If someone told you that workers' compensation helps workers in every situation when they suffer an injury on the job regardless of fault, that is mostly true. There are a few loopholes, and one them has to do with the term "Act of God."
It occurs when a workers' compensation insurer decides not to pay a claim, saying that the worker's injury stemmed from an Act of God - an unforeseen event that was impossible to plan for. Natural disasters such as earthquakes and tornadoes may fall under this category in some instances. However, even if an insurer denied your claim on this basis, there may be hope.
Other factors contributing to an injury
Earthquakes shake buildings and often cause people, furniture and debris to fall. If you sustained an injury during an earthquake and your insurer denied your claim due to an Act of God, it is worth taking a look at other aspects of the situation. For example, how structurally sound was the building you work in? If it could not have withstood the earthquake due to several construction defects, then that means the injuries you sustained could have been disproportionate. Thus, an Act of God denial does not seem to apply in your case.

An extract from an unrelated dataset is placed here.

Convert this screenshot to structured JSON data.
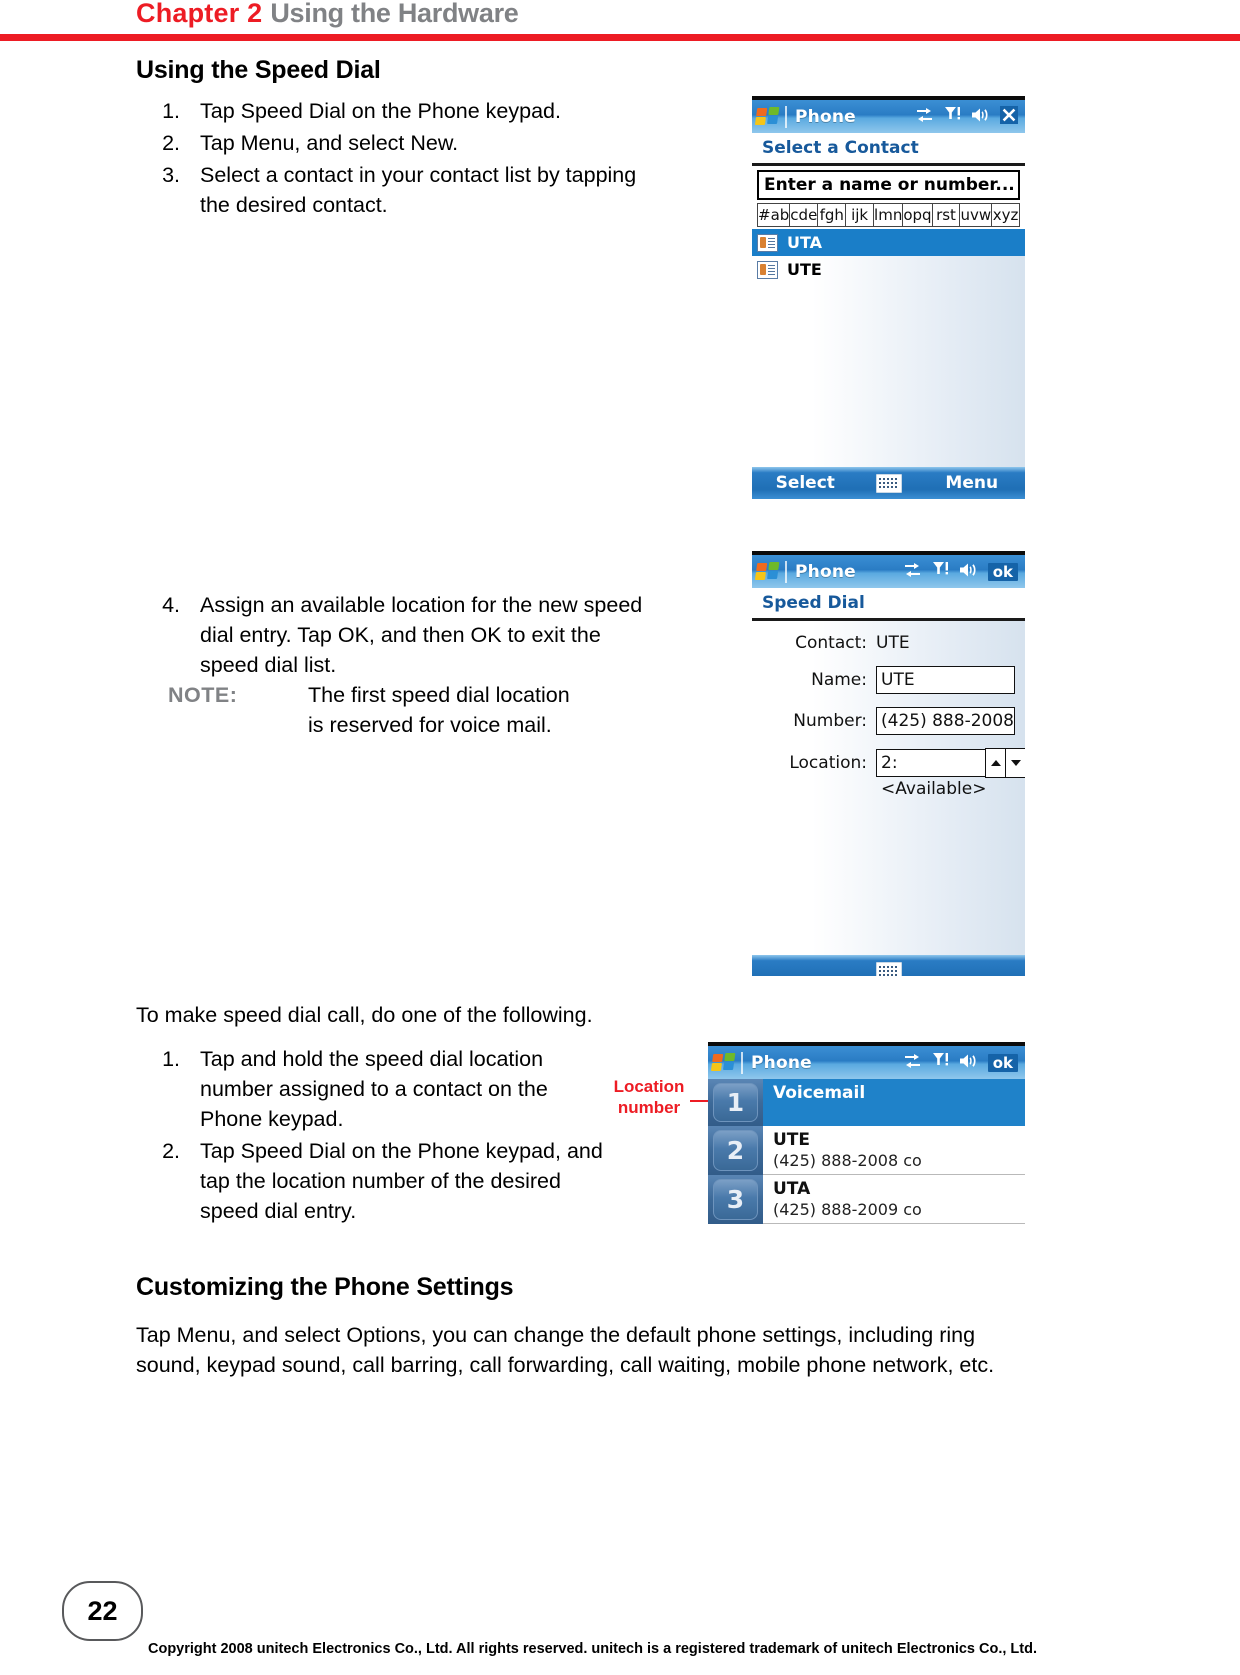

Similarly, consider a hurricane injury. If your office has known that a hurricane was likely to hit your area but did not take reasonable precautions to keep workers safe, then an Act of God denial for your injury could be unfair and incorrect. You can successfully appeal Act of God denials, but they require good evidence and documentation.
The other loopholes
In case you are curious, the other loopholes besides Acts of God are if the employee was greatly intoxicated, if the injury involved illegal drugs (unless the employer provided them or the alcohol) or if the employee intended to hurt or kill others or himself/herself. Even in these areas, there is sometimes room to work with.